Marcos Valle sounds natural and in his element here, still youthful and not at all like he was simply keeping up with the times while approaching the milestone of twenty years as a recording artist. Although I will probably always prefer his string of home-run classic albums from the late 60s and early 70s, I’m glad his work from this period is getting more attention lately, as evidenced by this special 2017 Record Store Day repressing by Spanish label ViNiLiSSSiMO.*  Marcos Valle has never needed to be ‘recuperated’ as hip, because he’s like some kind of Brazilian Brian Wilson, without the mental instability and a much longer span of productivity, a guy whose work has stayed afloat above the tides of fashion as effortlessly as the most expert surfer.  There are no bad songs here, although the shimmery slick production may occasionally get in their way, depending on the listener.  The instrumental Campina Grande continues the album’s peculiar fascination with the state of Paraíba (they have great beaches there…), using a Northeastern rhythmic foundation for a piano melody that is evocative of Valle’s bossa nova years.  If he had recorded an English-version of the radio-friendly, mid-tempo “Sei lá”, he might have been a household name in the northern latitudes.  But I doubt Rio’s golden boy loses much sleep over that notion.

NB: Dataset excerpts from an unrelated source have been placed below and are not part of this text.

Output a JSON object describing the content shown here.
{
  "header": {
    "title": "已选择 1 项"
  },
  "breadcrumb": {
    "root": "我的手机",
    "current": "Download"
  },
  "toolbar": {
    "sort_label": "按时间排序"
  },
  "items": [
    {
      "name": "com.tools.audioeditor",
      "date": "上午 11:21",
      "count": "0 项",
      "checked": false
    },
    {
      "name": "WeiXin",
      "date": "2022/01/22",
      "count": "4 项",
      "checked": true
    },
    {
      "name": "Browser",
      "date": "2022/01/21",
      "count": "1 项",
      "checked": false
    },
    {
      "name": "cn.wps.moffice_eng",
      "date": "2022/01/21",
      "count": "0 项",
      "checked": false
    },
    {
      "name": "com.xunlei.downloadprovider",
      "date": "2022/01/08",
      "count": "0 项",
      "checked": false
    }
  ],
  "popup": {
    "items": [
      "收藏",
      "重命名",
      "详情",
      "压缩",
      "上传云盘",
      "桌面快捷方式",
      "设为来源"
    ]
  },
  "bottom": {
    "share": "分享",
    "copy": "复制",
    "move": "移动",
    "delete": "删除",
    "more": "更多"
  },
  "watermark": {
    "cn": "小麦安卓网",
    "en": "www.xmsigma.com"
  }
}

*Unfortunately, in terms of mastering and sound quality, I’m fairly confident they just took a CD and slapped it on wax, which ignores that the two media have different properties.  The good news is I am guessing they used the Japanese reissue on Bomba Records, since it doesn’t pin the meters to 0 db in a solid slab of ‘brickwall’ like I suspect the Som Livre 2006 CD, based on all their other CD reissues.  Anyway, I guess it’s nice to have around for analog playback, at a reasonable price.